Assista a entrevista com Christian Marchesini – presidente do Cosorzio.

Números

O Consorzio Vampolicella congrega 272 produtores/engarrafadores de vinho, 7 cooperativas e nada menos que 2.469 viticultores, dos quais 1.495 produzem uvas para Amarone.

A área de vinhedos da região dobrou nos últimos 20 anos e hoje atinge 7.564 hectares. No mesmo período a produção de Amarone e de Recioto (a versão doce do Amarone), cresceu de 4 mil para 30 mil toneladas de uvas ao ano, que rendem cerca de 13 milhões de garrafas. O Veneto é a maior região produtora e exportadora de vinhos da Itália e 80% de produção de Amarone é exportada, tendo seus melhores mercados na Alemanha, Estados Unidos, Reino Unido, Canadá e Dinamarca. O Brasil fica com uma fatia ainda pequena, mas significativa de 2% das exportações. Os valores são impressionantes, o Veneto exporta 550 milhões de euros em vinho, sendo o Amarone responsável por mais de 60% deste total, com cerca de 350 milhões de euros.

A safra 2011

Segundo dados climáticos apresentados no seminário que precedeu a prova, 2011 foi definido como de qualidade máxima, 5 estrelas, e um “ano de luz”, devido a ótima exposição solar nas uvas, sem excessos de calor. A colheita foi precoce, com perfeição das uvas alcançada nos vinhedos, e o appassimento foi lento e gradual.

Pude provar cerca de 150 Amarones nesta visita à região e em uma comparação direta entre  2011 e 2010 descreveria os 2010 como mais elegantes, com maior acidez, e mais acessíveis  no momento. 2011 se parece mais com 2009, superando 2010 em concentração, com mais fruta, fruta mais madura, mais taninos e mais açúcar residual. 2011 deverá ser uma safra longeva, e em geral os vinhos ainda precisam de mais tempo em garrafa entes de serem abertos.
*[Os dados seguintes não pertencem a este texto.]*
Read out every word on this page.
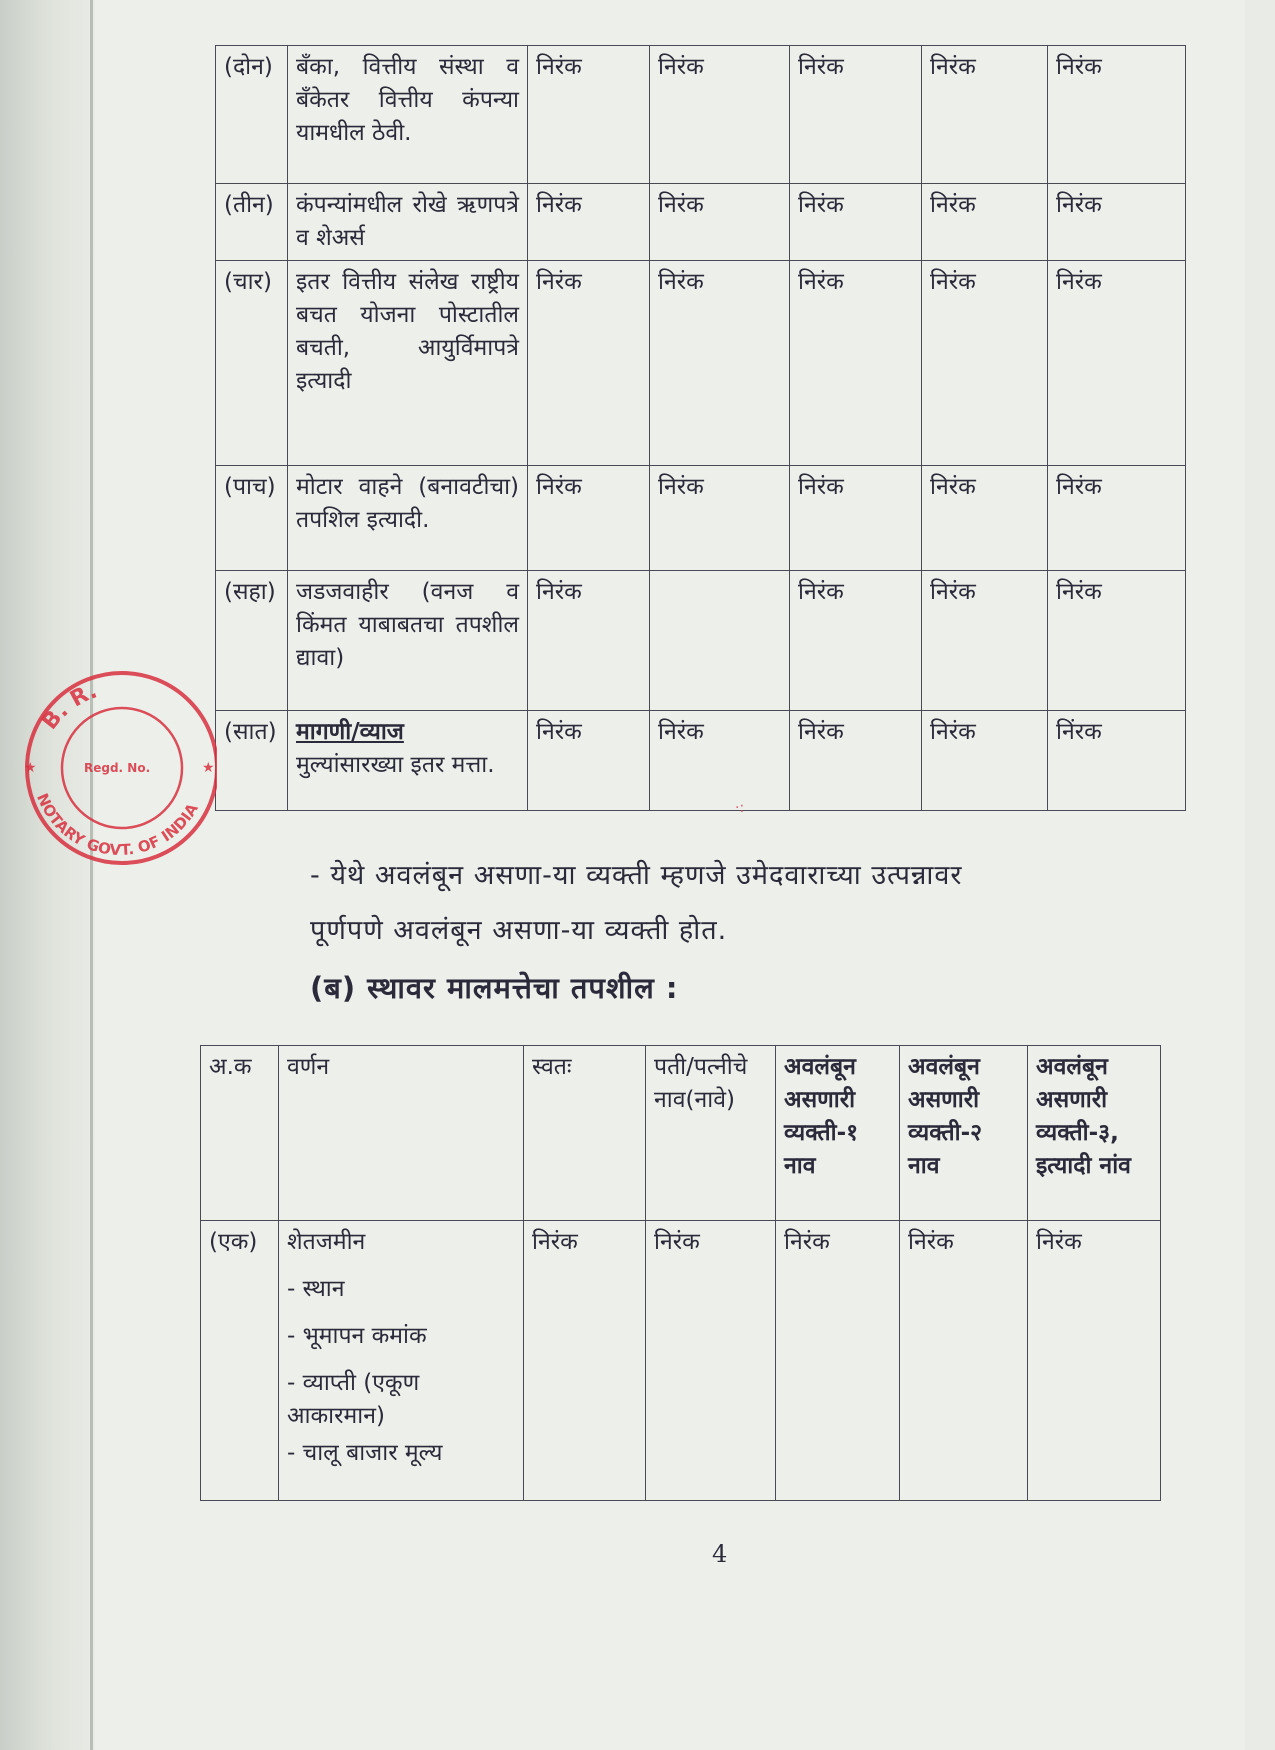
(दोन)	बँका, वित्तीय संस्था व बँकेतर वित्तीय कंपन्या यामधील ठेवी.	निरंक	निरंक	निरंक	निरंक	निरंक
(तीन)	कंपन्यांमधील रोखे ऋणपत्रे व शेअर्स	निरंक	निरंक	निरंक	निरंक	निरंक
(चार)	इतर वित्तीय संलेख राष्ट्रीय बचत योजना पोस्टातील बचती, आयुर्विमापत्रे इत्यादी	निरंक	निरंक	निरंक	निरंक	निरंक
(पाच)	मोटार वाहने (बनावटीचा) तपशिल इत्यादी.	निरंक	निरंक	निरंक	निरंक	निरंक
(सहा)	जडजवाहीर (वनज व किंमत याबाबतचा तपशील द्यावा)	निरंक		निरंक	निरंक	निरंक
(सात)	मागणी/व्याज
मुल्यांसारख्या इतर मत्ता.	निरंक	निरंक	निरंक	निरंक	निंरक
- येथे अवलंबून असणा-या व्यक्ती म्हणजे उमेदवाराच्या उत्पन्नावर
पूर्णपणे अवलंबून असणा-या व्यक्ती होत.
(ब) स्थावर मालमत्तेचा तपशील :
अ.क	वर्णन	स्वतः	पती/पत्नीचे नाव(नावे)	अवलंबून असणारी व्यक्ती-१ नाव	अवलंबून असणारी व्यक्ती-२ नाव	अवलंबून असणारी व्यक्ती-३, इत्यादी नांव
(एक)	शेतजमीन
- स्थान
- भूमापन कमांक
- व्याप्ती (एकूण आकारमान)
- चालू बाजार मूल्य	निरंक	निरंक	निरंक	निरंक	निरंक
4
B. R.
NOTARY GOVT. OF INDIA
Regd. No.
★	★
·:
Provei muitas amostras de barricas com vinhos de potencial por sua estrutura, mas ainda bastante jovens e carecendo de tempo em garrafa para alcançar maior equilíbrio.

Como é feito o Amarone?

O grande diferencial do Amarone está em seu processo de elaboração, que gera um vinho encorpado, de alto teor natural de álcool, mínimo 14%, mas que pode ultrapassar 18%.

As uvas utlizadas em sua elaboraão são colhidas bem maduras, normalmente na primeira quinzena de outubro e depois são submetidas a um processo chamado appassimento.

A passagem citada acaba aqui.